Jace Tyrrell, whose firm New West End represents retail giants along Bond Street and Oxford Street, told City PM: “Retailers do have a long-term future, but we need immediate action. We’re going to see a lot more casualties after Christmas, but some short-term relief would stop a number of stores closing up and down the country.”

Tyrell added: “Although the government has been tinkering with RPI and CPI, there has got to be a more fundamental look at taxations. We’re on the edge and it has been building up for a long time.”

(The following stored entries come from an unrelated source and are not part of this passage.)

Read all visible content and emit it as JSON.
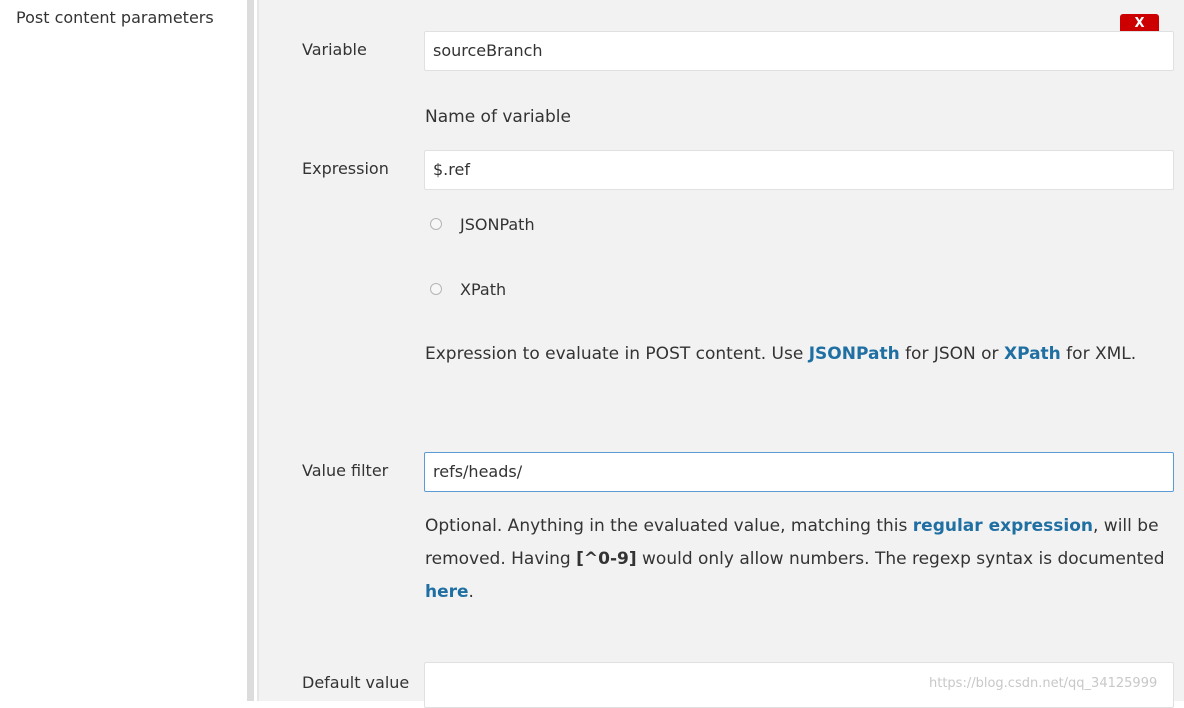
{
  "section": {
    "label": "Post content parameters"
  },
  "delete_button": {
    "label": "X"
  },
  "variable": {
    "label": "Variable",
    "value": "sourceBranch",
    "help": "Name of variable"
  },
  "expression": {
    "label": "Expression",
    "value": "$.ref",
    "options": [
      "JSONPath",
      "XPath"
    ],
    "help": {
      "part1": "Expression to evaluate in POST content. Use ",
      "link1": "JSONPath",
      "part2": " for JSON or ",
      "link2": "XPath",
      "part3": " for XML."
    }
  },
  "value_filter": {
    "label": "Value filter",
    "value": "refs/heads/",
    "help": {
      "part1": "Optional. Anything in the evaluated value, matching this ",
      "link1": "regular expression",
      "part2": ", will be removed. Having ",
      "code": "[^0-9]",
      "part3": " would only allow numbers. The regexp syntax is documented ",
      "link2": "here",
      "part4": "."
    }
  },
  "default_value": {
    "label": "Default value",
    "value": ""
  },
  "watermark": "https://blog.csdn.net/qq_34125999",
  "colors": {
    "panel_bg": "#f2f2f2",
    "link": "#1f6fa3",
    "delete": "#cc0000",
    "focus_border": "#5b9bd5"
  }
}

Read more: Heatwave hit retail footfall figures in August

Tom Ironside, director of business and regulation at the BRC, said: “These figures would mean severe consequences for the retail industry, which is under significant pressure as it goes through a prolonged and radical period of transformation. Business rates are leading to store closures and hindering the successful reinvention of high streets.”

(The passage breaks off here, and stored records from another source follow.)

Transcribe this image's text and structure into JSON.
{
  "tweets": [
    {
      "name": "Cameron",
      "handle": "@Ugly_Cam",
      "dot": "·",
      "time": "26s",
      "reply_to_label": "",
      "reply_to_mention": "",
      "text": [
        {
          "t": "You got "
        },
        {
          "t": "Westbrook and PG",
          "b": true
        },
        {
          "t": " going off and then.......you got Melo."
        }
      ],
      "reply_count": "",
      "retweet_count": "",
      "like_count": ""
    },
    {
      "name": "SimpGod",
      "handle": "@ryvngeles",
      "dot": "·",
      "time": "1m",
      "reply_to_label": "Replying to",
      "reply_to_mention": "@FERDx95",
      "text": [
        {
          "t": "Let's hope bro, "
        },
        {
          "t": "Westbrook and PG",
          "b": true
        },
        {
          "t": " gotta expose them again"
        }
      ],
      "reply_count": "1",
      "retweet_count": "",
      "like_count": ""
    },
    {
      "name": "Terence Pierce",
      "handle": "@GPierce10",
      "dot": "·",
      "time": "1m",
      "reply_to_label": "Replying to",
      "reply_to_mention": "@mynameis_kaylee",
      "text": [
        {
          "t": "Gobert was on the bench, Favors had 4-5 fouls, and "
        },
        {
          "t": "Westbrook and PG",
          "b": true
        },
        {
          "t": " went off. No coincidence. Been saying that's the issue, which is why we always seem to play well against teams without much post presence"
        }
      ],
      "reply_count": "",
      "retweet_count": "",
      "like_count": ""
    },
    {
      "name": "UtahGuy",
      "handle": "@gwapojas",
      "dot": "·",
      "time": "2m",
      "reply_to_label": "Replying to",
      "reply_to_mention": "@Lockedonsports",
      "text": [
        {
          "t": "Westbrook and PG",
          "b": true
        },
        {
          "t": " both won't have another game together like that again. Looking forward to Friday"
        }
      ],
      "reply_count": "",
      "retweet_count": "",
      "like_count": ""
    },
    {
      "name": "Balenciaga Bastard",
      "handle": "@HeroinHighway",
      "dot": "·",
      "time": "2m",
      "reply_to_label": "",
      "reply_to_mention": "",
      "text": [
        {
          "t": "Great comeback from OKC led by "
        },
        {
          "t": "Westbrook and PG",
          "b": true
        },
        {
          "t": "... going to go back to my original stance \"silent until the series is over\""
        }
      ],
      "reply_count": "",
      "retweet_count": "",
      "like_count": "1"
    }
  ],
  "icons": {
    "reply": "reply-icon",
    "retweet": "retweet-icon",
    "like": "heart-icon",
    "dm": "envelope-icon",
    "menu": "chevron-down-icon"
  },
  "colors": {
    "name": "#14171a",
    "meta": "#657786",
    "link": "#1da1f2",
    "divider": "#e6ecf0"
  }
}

Ironside added: “Ministers need to act to address this £190m increase in retailers’ already unsustainable business rates bill.”

Mike Cherry, national chairman of the Federation of Small Businesses, said: “Over the long term, a serious look is needed to overhaul the unfair, regressive business rates tax that hits firms before they’ve had the chance to make their first pound of turnover, let alone profit.

“As the budget approaches, the chancellor must provide targeted support to those businesses struggling to keep their heads above water in the face of rates rises. It’s vital that businesses are given the right support, in the form of a rates freeze from April 2019 when the next inflation-linked rise is due.

“We’re calling for a £1,000 discount for local shops, pubs and eateries and other businesses on the high street, as well as the introduction of a type of ‘London weighting’ to Small Business Rate Relief to help struggling firms, by increasing thresholds for intensely-pressured areas.”